Dear LLVM community:
We would like to bring up a discussion about JITing and LLVM’s cl:opt
mechanism.
LLVM have global configurations cl:opt
that affects how the pass pipelines are being configured by default. Reading the code, one possible assumption was likely that the option will be set once and remain constant through out compilation.
This assumption likely comes from the case where compiler was used in a driver setting, for a single target backend.
As the field of compilation evolves, we start to increasing see the use-cases of JITing, where compilation is being embedded in a long running process through out a time span.
Example projects that uses LLVM in this way includes: Numba, PyTorch, Julia, Taichi, TVM and possible more that I cannot list here. The assumption that cl:opt
being configured globally still likely hold for a default setting.
But things becomes more interesting as we compose things for Hetro environment, e.g. GPU. Compilation for GPU usually comes with two set of pipelines, one for the host(e.g. x86) that drives the computation, one for the device(e.g. nvptx) code.

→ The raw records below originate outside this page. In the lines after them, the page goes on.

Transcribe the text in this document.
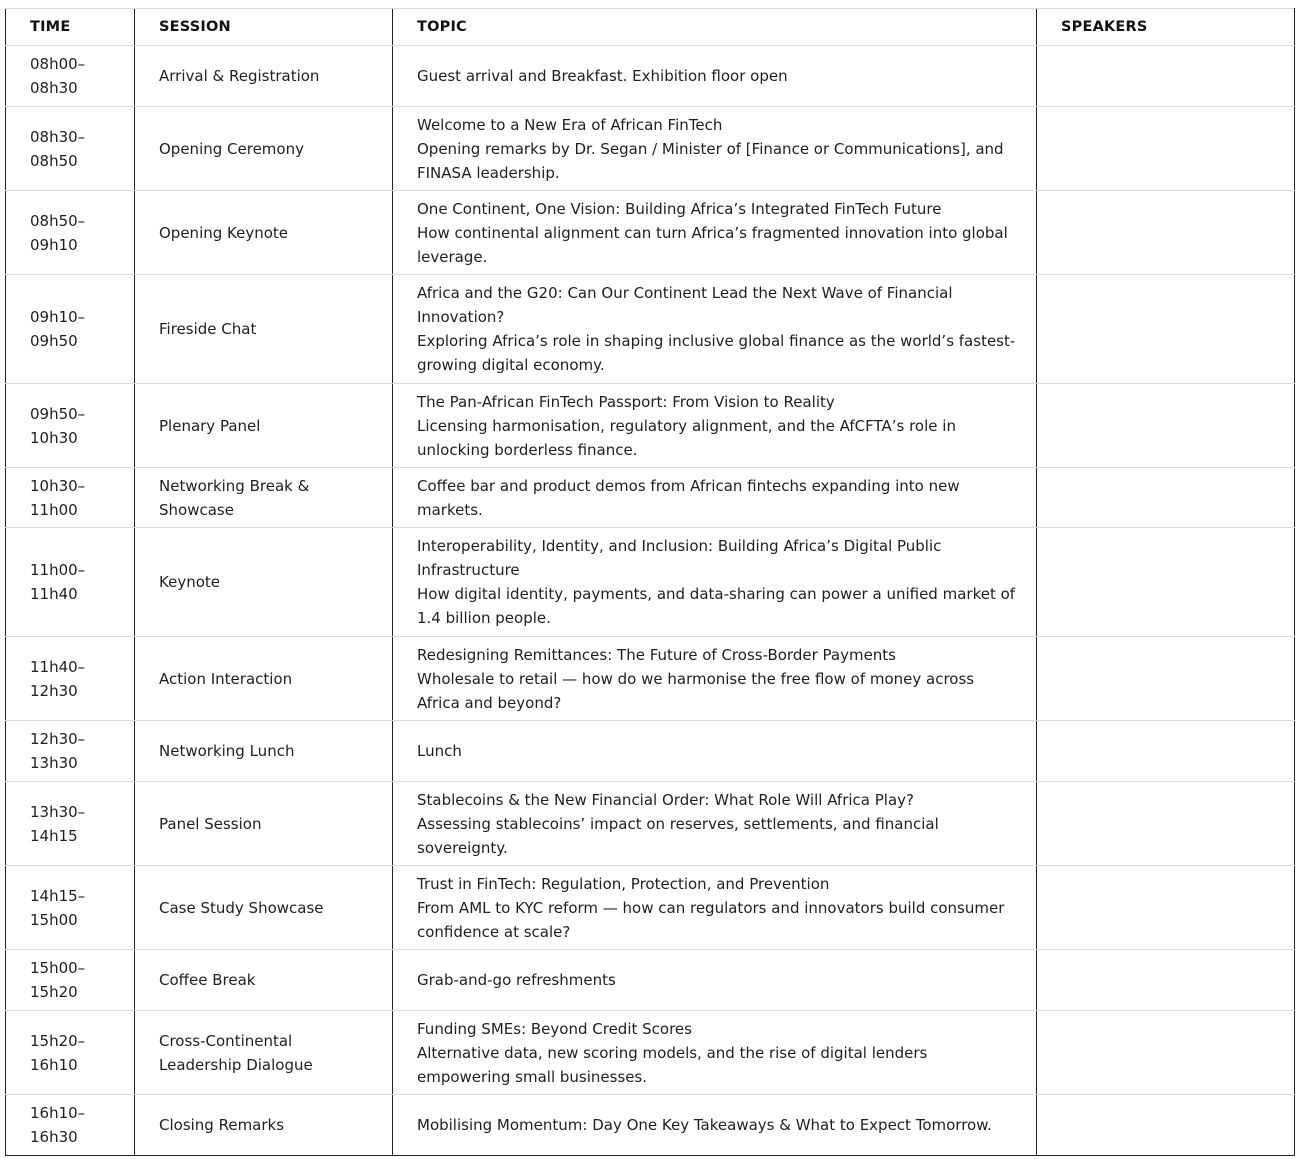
TIME	SESSION	TOPIC	SPEAKERS

08h00–
08h30	Arrival & Registration	Guest arrival and Breakfast. Exhibition floor open	

08h30–
08h50	Opening Ceremony	Welcome to a New Era of African FinTech
Opening remarks by Dr. Segan / Minister of [Finance or Communications], and FINASA leadership.	

08h50–
09h10	Opening Keynote	One Continent, One Vision: Building Africa’s Integrated FinTech Future
How continental alignment can turn Africa’s fragmented innovation into global leverage.	

09h10–
09h50	Fireside Chat	Africa and the G20: Can Our Continent Lead the Next Wave of Financial Innovation?
Exploring Africa’s role in shaping inclusive global finance as the world’s fastest-growing digital economy.	

09h50–
10h30	Plenary Panel	The Pan-African FinTech Passport: From Vision to Reality
Licensing harmonisation, regulatory alignment, and the AfCFTA’s role in unlocking borderless finance.	

10h30–
11h00	Networking Break & Showcase	Coffee bar and product demos from African fintechs expanding into new markets.	

11h00–
11h40	Keynote	Interoperability, Identity, and Inclusion: Building Africa’s Digital Public Infrastructure
How digital identity, payments, and data-sharing can power a unified market of 1.4 billion people.	

11h40–
12h30	Action Interaction	Redesigning Remittances: The Future of Cross-Border Payments
Wholesale to retail — how do we harmonise the free flow of money across Africa and beyond?	

12h30–
13h30	Networking Lunch	Lunch	

13h30–
14h15	Panel Session	Stablecoins & the New Financial Order: What Role Will Africa Play?
Assessing stablecoins’ impact on reserves, settlements, and financial sovereignty.	

14h15–
15h00	Case Study Showcase	Trust in FinTech: Regulation, Protection, and Prevention
From AML to KYC reform — how can regulators and innovators build consumer confidence at scale?	

15h00–
15h20	Coffee Break	Grab-and-go refreshments	

15h20–
16h10	Cross-Continental Leadership Dialogue	Funding SMEs: Beyond Credit Scores
Alternative data, new scoring models, and the rise of digital lenders empowering small businesses.	

16h10–
16h30	Closing Remarks	Mobilising Momentum: Day One Key Takeaways & What to Expect Tomorrow.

Sometimes both paths reuses the same passes(e.g. loop unrolling), and then there is a need to stitch the end result together – all in the same process. This becomes problematic if we decide that the GPU path and host should use a different global configurations, e.g. max-unroll-count
should be 100
for GPU but remains 0
for the host.
We bough up this discussion in the TVM community.
A0: One ppossible solution would be to simply not use LLVM as JITing engine, but simply use it as a one-time CLI, and reload LLVM for each compilation. This way the global cl::opt
can get reset per compilation invocations, and of course defeats the purpose of using LLVM as a JIT library.
A1. The most ideal solution to this is likely having an API that can quickly pull out a default pipeline but still able to reconfigure certain passes in a way that is independent from the global cl::opt
. I have limited understanding of the internally but my quick reading of the code seems to that it is a bit intertwined(but I am not an expert here and would love to see suggestions).
A2. Our last solution, is an enhanced workaround for the particular problem, is to record the cl::opt
when entering a RAII scope, and reset them when exiting the scope. So different compilation pipeline can have different defaults for CPU and GPU pipeline.
It works as follows:
void MyCodegen() {
{
With<LLVMCLOption<int>> scope("unroll-max-count", 2);
// max-unroll-count set to 2 here, pipeline 1
{
With<LLVMCLOption<int>> scope("unroll-max-count", 3);
// max-unroll-count set to 3 here
}
// max-unroll-count set to 2 here
}
// global option reset to default.
}
We would like to bring discussion to the LLVM community as JITing for Hetro Computation is only likely going to be increasingly popular. It is also likely going to be an issue that will be faced by other packages when they attempt to configure target specific pipelines differently.
It would great to get LLVM community’s thoughts on this matter.
Thanks